Ma insomma, non prendiamoci in giro. Erdogan lo conosciamo bene, non si sarebbe accontentato di un pugno di mosche. L’abbiamo già visto all’opera tante volte in passato. L’Europa non ha imparato la lezione del 2015/2016 quando gli concesse 6 miliardi di euro per bloccare il flusso dei profughi siriani sulla rotta balcanica (più di 4 miliardi già erogati, il resto entro il 2025). Lo pagammo per fare il lavoro sporco. Toglierceli dalla nostra vista. Io ritrovai i bambini siriani, anche di cinque e sei anni, lavorare al confine nelle sartorie. Cucivano vestiti e scarpe. Avevano le mani blu del colore dei jeans. Versavano in dubbie condizioni sanitarie. Non andavano a scuola. Soldi ben spesi quelli delle democrazie europee, non c’è che dire. Svezia e Finlandia si sono impegnate a non sostenere più il Partito dei lavoratori del Kurdistan (Pkk), e fin qui non c’è da sorprendersi visto che è ritenuto organizzazione terroristica da tempo da Stati Uniti e Unione europea. Nell’accordo, però, rientrerebbe anche il movimento islamico gulenista, il cui leader, Fethullah Gulen, vive in esilio negli Stati Uniti, e – udite, udite – la milizia curda Ypg (Unità di protezione popolare).

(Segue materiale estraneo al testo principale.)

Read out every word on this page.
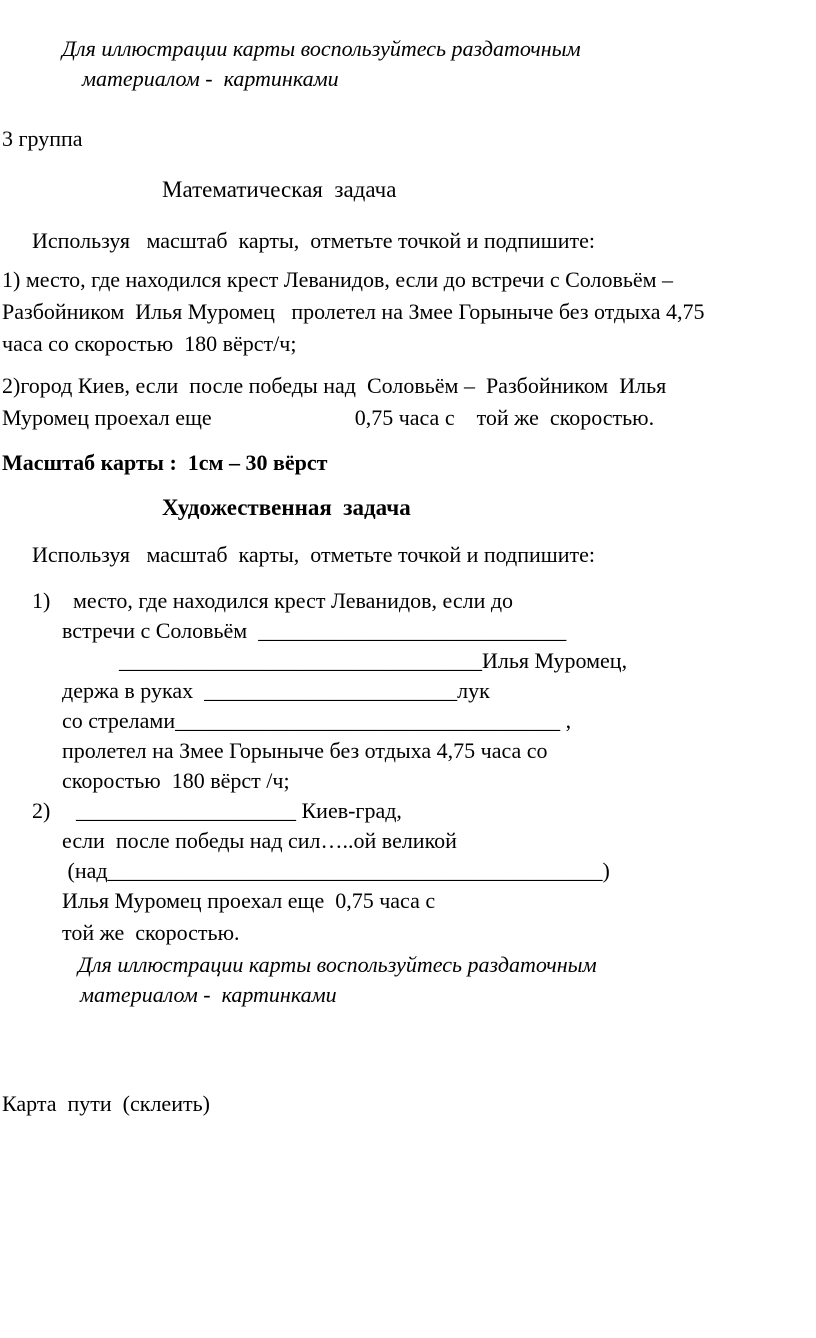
Для иллюстрации карты воспользуйтесь раздаточным
материалом -  картинками
3 группа
Математическая  задача
Используя   масштаб  карты,  отметьте точкой и подпишите:
1) место, где находился крест Леванидов, если до встречи с Соловьём –
Разбойником  Илья Муромец   пролетел на Змее Горыныче без отдыха 4,75
часа со скоростью  180 вёрст/ч;
2)город Киев, если  после победы над  Соловьём –  Разбойником  Илья
Муромец проехал еще                          0,75 часа с    той же  скоростью.
Масштаб карты :  1см – 30 вёрст
Художественная  задача
Используя   масштаб  карты,  отметьте точкой и подпишите:
1) место, где находился крест Леванидов, если до
встречи с Соловьём  ____________________________
_________________________________Илья Муромец,
держа в руках  _______________________лук
со стрелами___________________________________ ,
пролетел на Змее Горыныче без отдыха 4,75 часа со
скоростью  180 вёрст /ч;
2) ____________________ Киев-град,
если  после победы над сил…..ой великой
(над_____________________________________________)
Илья Муромец проехал еще  0,75 часа с
той же  скоростью.
Для иллюстрации карты воспользуйтесь раздаточным
материалом -  картинками
Карта  пути  (склеить)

Rinfreschiamoci la memoria. Sono quelli che hanno combattuto l’Isis in Siria al fianco degli Usa e dell’Occidente. Ve le ricordate le combattenti curde? Arin Mirkin era una giovane donna madre di due figli, durante l’assedio di Kobane nel 2014 si fece esplodere per fermare l’avanzata dei terroristi dell’Isis. C’è la sua storia e quelle di molte altre combattenti curde nel bestseller del New York Times “Daughters of Kobani”. Vecchi tempi. Chi se le ricorda più. Così come ci siamo dimenticati il progresso sociale di cui si sono rese protagoniste: l’abolizione della sharia, dei matrimoni obbligatori, il ruolo centrale delle donne.

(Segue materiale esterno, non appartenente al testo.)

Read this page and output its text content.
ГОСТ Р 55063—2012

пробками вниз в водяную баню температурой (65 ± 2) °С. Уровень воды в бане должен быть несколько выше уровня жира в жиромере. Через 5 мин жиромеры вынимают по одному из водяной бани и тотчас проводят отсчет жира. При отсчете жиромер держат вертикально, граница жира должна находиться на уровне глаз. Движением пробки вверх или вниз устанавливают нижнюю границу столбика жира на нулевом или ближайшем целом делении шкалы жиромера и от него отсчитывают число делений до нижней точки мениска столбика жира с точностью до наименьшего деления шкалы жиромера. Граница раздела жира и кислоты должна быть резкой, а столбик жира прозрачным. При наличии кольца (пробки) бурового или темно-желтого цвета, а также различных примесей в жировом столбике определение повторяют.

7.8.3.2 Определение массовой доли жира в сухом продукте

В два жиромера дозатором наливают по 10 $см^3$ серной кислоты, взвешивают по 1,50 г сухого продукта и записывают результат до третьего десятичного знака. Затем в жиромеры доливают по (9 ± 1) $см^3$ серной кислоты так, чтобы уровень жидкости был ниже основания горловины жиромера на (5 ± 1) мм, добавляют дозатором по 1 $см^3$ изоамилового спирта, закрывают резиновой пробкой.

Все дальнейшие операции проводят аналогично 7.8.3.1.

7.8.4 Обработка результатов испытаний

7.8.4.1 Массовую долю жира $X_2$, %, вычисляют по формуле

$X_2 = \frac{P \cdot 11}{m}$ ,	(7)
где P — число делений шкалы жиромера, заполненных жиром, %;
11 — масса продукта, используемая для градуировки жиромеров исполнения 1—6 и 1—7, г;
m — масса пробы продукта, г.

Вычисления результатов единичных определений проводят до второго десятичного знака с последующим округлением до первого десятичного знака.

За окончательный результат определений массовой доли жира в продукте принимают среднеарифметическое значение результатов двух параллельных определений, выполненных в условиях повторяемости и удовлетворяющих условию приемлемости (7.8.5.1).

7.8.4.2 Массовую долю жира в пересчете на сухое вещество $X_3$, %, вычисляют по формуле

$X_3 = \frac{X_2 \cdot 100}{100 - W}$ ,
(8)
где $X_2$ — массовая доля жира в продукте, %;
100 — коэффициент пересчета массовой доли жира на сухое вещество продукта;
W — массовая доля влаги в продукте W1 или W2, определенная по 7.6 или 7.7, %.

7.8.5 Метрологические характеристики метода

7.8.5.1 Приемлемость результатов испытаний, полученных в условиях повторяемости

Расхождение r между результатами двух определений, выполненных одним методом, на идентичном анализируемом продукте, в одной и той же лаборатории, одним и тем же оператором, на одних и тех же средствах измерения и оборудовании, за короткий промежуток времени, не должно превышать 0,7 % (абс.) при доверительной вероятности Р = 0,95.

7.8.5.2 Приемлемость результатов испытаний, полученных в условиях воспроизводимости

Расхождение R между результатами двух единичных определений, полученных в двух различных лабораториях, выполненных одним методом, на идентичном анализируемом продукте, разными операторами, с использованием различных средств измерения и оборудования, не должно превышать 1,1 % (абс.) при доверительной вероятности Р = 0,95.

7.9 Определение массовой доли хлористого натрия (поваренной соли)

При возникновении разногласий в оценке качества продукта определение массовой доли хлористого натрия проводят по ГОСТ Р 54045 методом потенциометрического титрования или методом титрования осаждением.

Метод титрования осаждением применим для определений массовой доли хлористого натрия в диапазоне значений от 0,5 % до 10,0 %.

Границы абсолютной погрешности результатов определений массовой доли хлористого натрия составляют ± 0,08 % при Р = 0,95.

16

E no, caro Mario Draghi, alla domanda che ti è stata posta a Madrid non spetta solo a Svezia e Finlandia rispondere. Tocca anche a noi. All’Europa, alla Nato. In nome del futuro che si vuole costruire, delle basi che stiamo scegliendo di mettere. A chi invece invoca realismo, pragmatismo, («Qualcosa bisognava concedere, non pensi al popolo ucraino sotto le bombe russe?») non me la sento di rispondere. Sono sinceramente stanca di questo metodo di confronto polarizzante. Sono profondamente stufa della mancanza di trasparenza. Se vogliamo scambiare la testa dei curdi con quella di altri, se questo è il metodo che riteniamo sia vincente, almeno si abbia il coraggio di dirlo ad alta voce. La polvere nascosta sotto il tappeto è fumo negli occhi che ci accecherà presto.